Led by Laurie Boyer, assistant professor of biology at MIT, the researchers examined the role of chromatin -- the structure that forms when DNA is wound around a core of proteins called histones.
"We're particularly interested in how chromatin structure influences gene expression and ultimately cell fate," Boyer said. "We hope the studies we are doing can lead to better understanding of development as well as certain diseases."
It has been theorized that cancer cells may overexpress genes involved in early embryonic development, allowing them to proliferate unchecked and regress from adult tissue cells to a stem cell-like state.
Such regression could be partly mediated by changes in chromatin. This packaging is believed to help control DNA transcription because the more tightly wound the chromatin is, the less accessible DNA is to be transcribed.
The new study focused on a variant type of histone known as H2AZ, which other researchers have recently identified as a protein of interest in cancer.

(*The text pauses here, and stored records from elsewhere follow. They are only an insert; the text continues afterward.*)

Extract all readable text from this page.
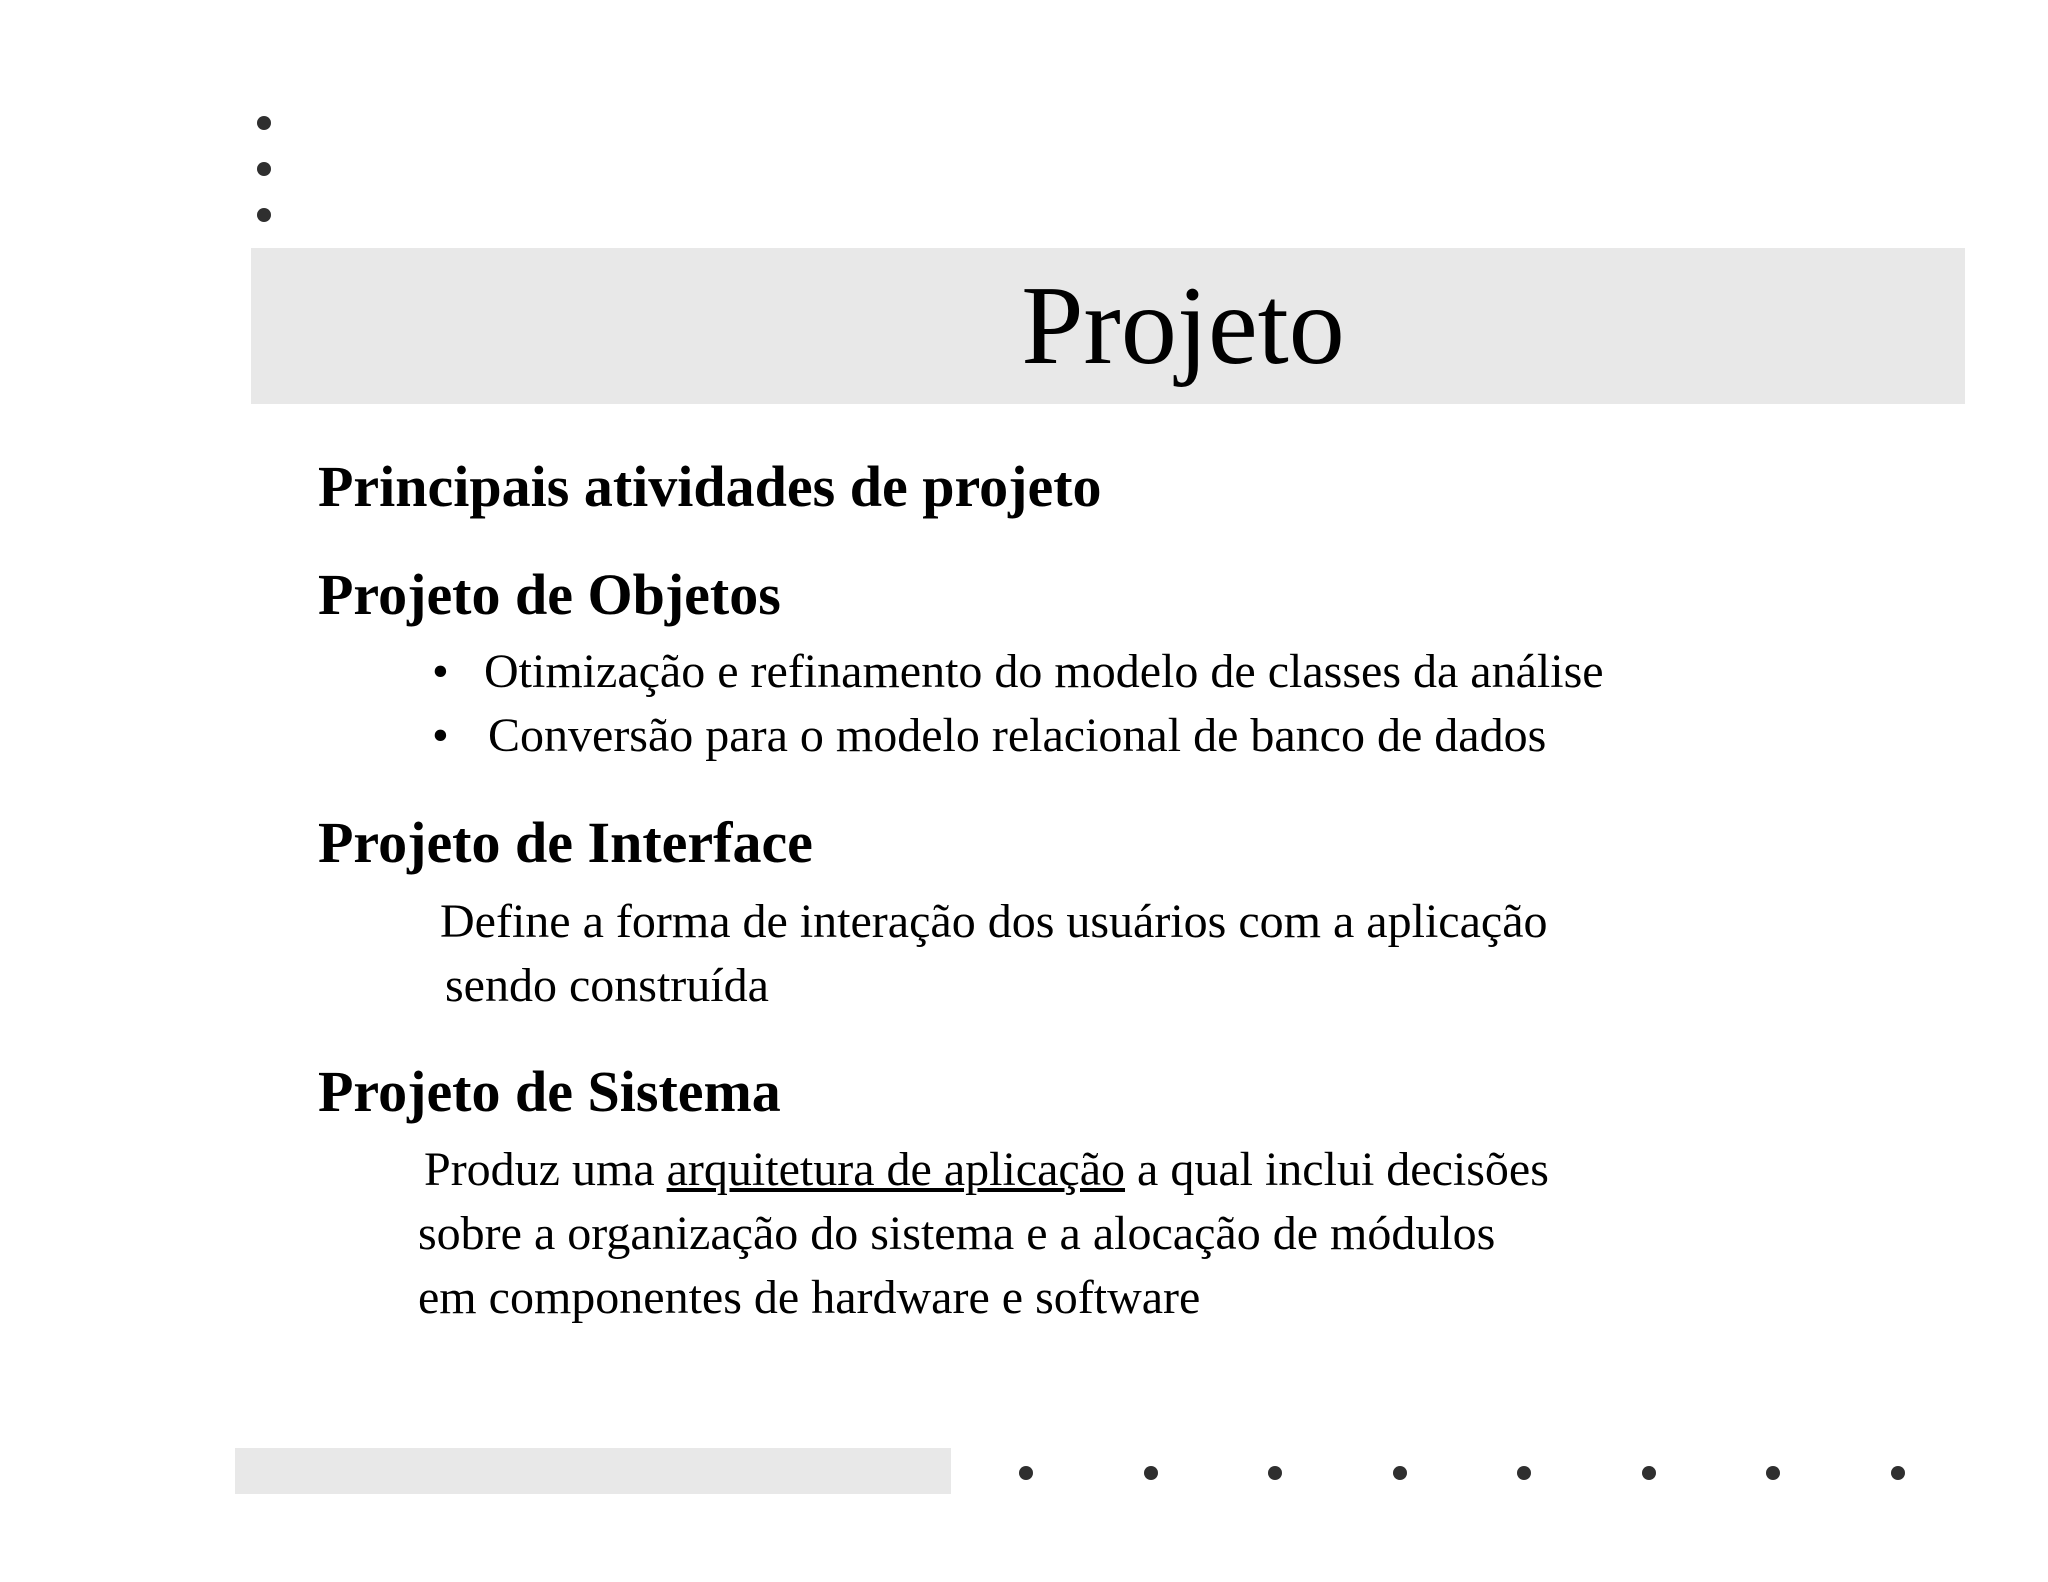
Projeto
Principais atividades de projeto
Projeto de Objetos
• Otimização e refinamento do modelo de classes da análise
• Conversão para o modelo relacional de banco de dados
Projeto de Interface

Define a forma de interação dos usuários com a aplicação

sendo construída

Projeto de Sistema

Produz uma arquitetura de aplicação a qual inclui decisões

sobre a organização do sistema e a alocação de módulos

em componentes de hardware e software
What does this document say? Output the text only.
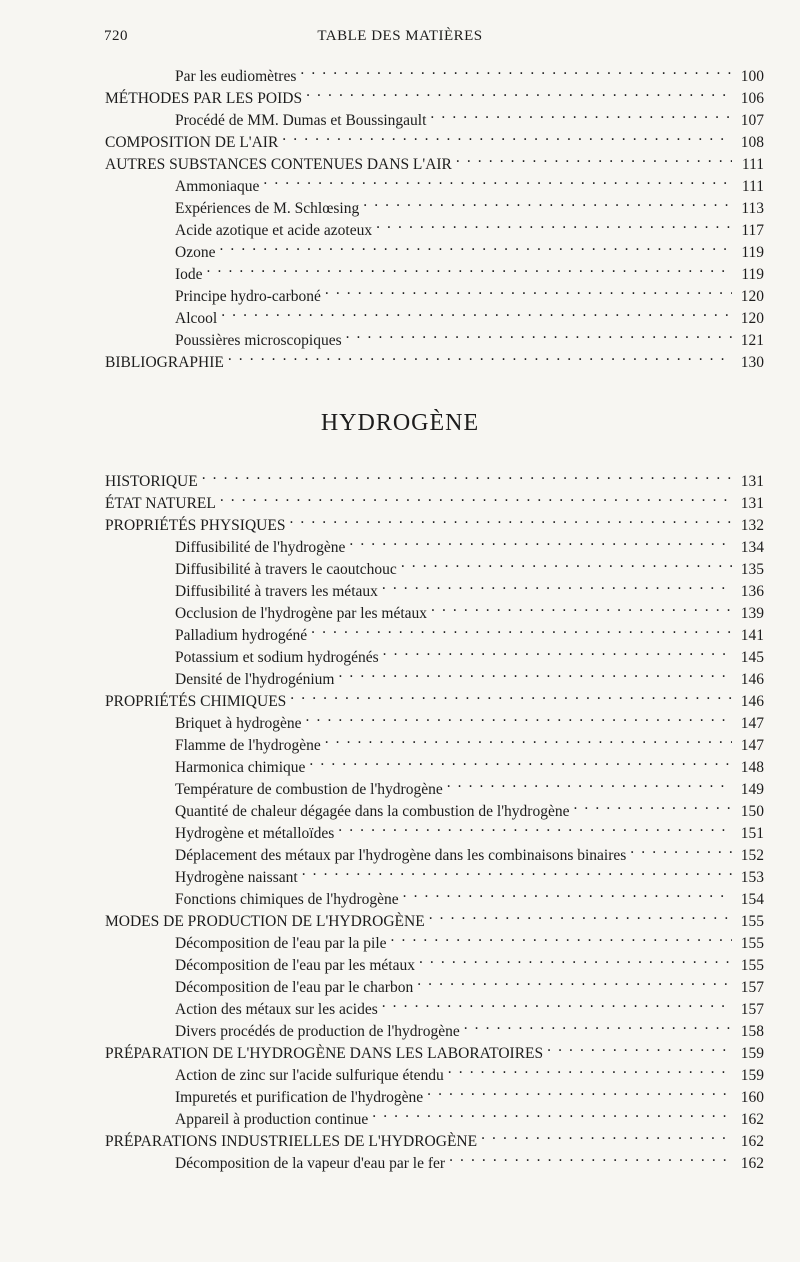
720	TABLE DES MATIÈRES
Par les eudiomètres . . .	100
MÉTHODES PAR LES POIDS . . .	106
Procédé de MM. Dumas et Boussingault . . .	107
COMPOSITION DE L'AIR . . .	108
AUTRES SUBSTANCES CONTENUES DANS L'AIR . . .	111
Ammoniaque . . .	111
Expériences de M. Schlœsing . . .	113
Acide azotique et acide azoteux . . .	117
Ozone . . .	119
Iode . . .	119
Principe hydro-carboné . . .	120
Alcool . . .	120
Poussières microscopiques . . .	121
BIBLIOGRAPHIE . . .	130
HYDROGÈNE
HISTORIQUE . . .	131
ÉTAT NATUREL . . .	131
PROPRIÉTÉS PHYSIQUES . . .	132
Diffusibilité de l'hydrogène . . .	134
Diffusibilité à travers le caoutchouc . . .	135
Diffusibilité à travers les métaux . . .	136
Occlusion de l'hydrogène par les métaux . . .	139
Palladium hydrogéné . . .	141
Potassium et sodium hydrogénés . . .	145
Densité de l'hydrogénium . . .	146
PROPRIÉTÉS CHIMIQUES . . .	146
Briquet à hydrogène . . .	147
Flamme de l'hydrogène . . .	147
Harmonica chimique . . .	148
Température de combustion de l'hydrogène . . .	149
Quantité de chaleur dégagée dans la combustion de l'hydrogène . . .	150
Hydrogène et métalloïdes . . .	151
Déplacement des métaux par l'hydrogène dans les combinaisons binaires . . .	152
Hydrogène naissant . . .	153
Fonctions chimiques de l'hydrogène . . .	154
MODES DE PRODUCTION DE L'HYDROGÈNE . . .	155
Décomposition de l'eau par la pile . . .	155
Décomposition de l'eau par les métaux . . .	155
Décomposition de l'eau par le charbon . . .	157
Action des métaux sur les acides . . .	157
Divers procédés de production de l'hydrogène . . .	158
PRÉPARATION DE L'HYDROGÈNE DANS LES LABORATOIRES . . .	159
Action de zinc sur l'acide sulfurique étendu . . .	159
Impuretés et purification de l'hydrogène . . .	160
Appareil à production continue . . .	162
PRÉPARATIONS INDUSTRIELLES DE L'HYDROGÈNE . . .	162
Décomposition de la vapeur d'eau par le fer . . .	162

While H2AZ is ubiquitously expressed in many cell types including adult cells, it is known to be essential for normal embryonic development. The new research reveals why: The variant histones are found near the promoter regions of a particular set of genes that are important for development.
The same genes are also regulated by a group of proteins known as Polycomb group (PcG) proteins, which act as gene silencers.
"It suggests that this histone variant -- along with the Polycomb group proteins -- may act as some kind of regulatory switch that mediates cell fate transitions," Boyer said. "We hypothesize that they're working together, and that allows these genes to be silent yet poised for activation in stem cells."
In future studies, Boyer's team plans to look at patterns of H2AZ distribution in cancerous cells.
Lead authors of the paper are Whitehead Institute postdoctoral associates Menno Creyghton and Styliani Markoulaki. Other authors are Whitehead postdoctoral associates Stuart Levine and Jacob Hanna; graduate student Michael Lodato; Ky Sha, a postdoctoral associate in biology; Richard Young, professor of biology; and Rudolf Jaenisch, professor of biology and member of the Whitehead Institute.
The research was funded by the Dutch Cancer Foundation, the Helen Hay Whitney Foundation, the National Institutes of Health and Genzyme Corp.